For reliable and safe driving, it is necessary that self-driving cars can perceive the
environmental surroundings accurately. 3D object detection and their distance estimation
are a challenging task because of different angles of moving vehicles and computational
resources required to process video data. Distance estimation from the camera is used in
all autonomous vehicles and robots for safe driving.
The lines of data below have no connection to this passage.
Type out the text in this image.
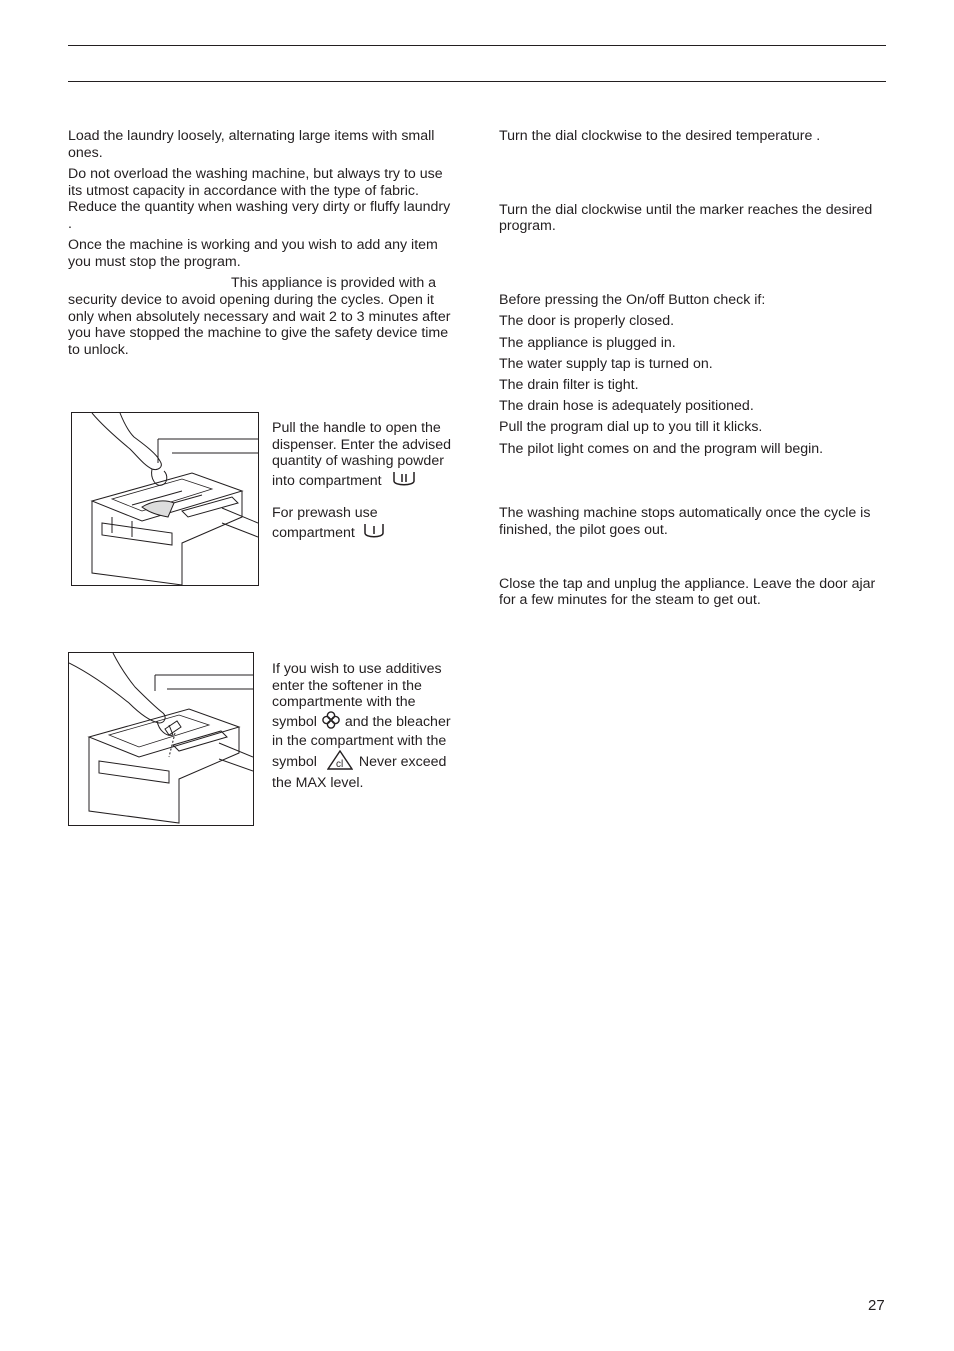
Load the laundry loosely, alternating large items with small ones.

Do not overload the washing machine, but always try to use its utmost capacity in accordance with the type of fabric. Reduce the quantity when washing very dirty or fluffy laundry .

Once the machine is working and you wish to add any item you must stop the program.

This appliance is provided with a security device to avoid opening during the cycles. Open it only when absolutely necessary and wait 2 to 3 minutes after you have stopped the machine to give the safety device time to unlock.

Pull the handle to open the dispenser. Enter the advised quantity of washing powder into compartment

For prewash use compartment

If you wish to use additives enter the softener in the compartmente with the symbol and the bleacher in the compartment with the symbol cl Never exceed the MAX level.

Turn the dial clockwise to the desired temperature .

Turn the dial clockwise until the marker reaches the desired program.

Before pressing the On/off Button check if:

The door is properly closed.

The appliance is plugged in.

The water supply tap is turned on.

The drain filter is tight.

The drain hose is adequately positioned.

Pull the program dial up to you till it klicks.

The pilot light comes on and the program will begin.

The washing machine stops automatically once the cycle is finished, the pilot goes out.

Close the tap and unplug the appliance. Leave the door ajar for a few minutes for the steam to get out.

27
In this research, a two-stage deep learning architecture is proposed for 3D object detection,
their pose estimation and then the distance of objects using monocular cameras installed in
vehicles. In contrast to stoneworker methods which only regress 3D dimensions, we
propose a method in which using deep neural network we regress 2D bounding boxes,
geometric estimation and the distance from the camera and then use these estimations for
regressing accurate 3D object properties and estimate pose to construct the stable 3D
bounding box.
Our models is tested on the KITTI Dataset, which consists of images of vehicles in different
environments. The dataset contains separate repositories for training and testing purposes
(7481 and 7518 images, respectively) with main target classes (cars, pedestrians).In this
Thesis we discussed deep learning techniques for computer vision. More precisely, we are
focusing on the 3D bounding boxes and distance estimation from the scene by using only
single for autonomous vehicles and robots. In this chapter we present an introductory
approach for the problem and also present our contributions and objectives of this thesis.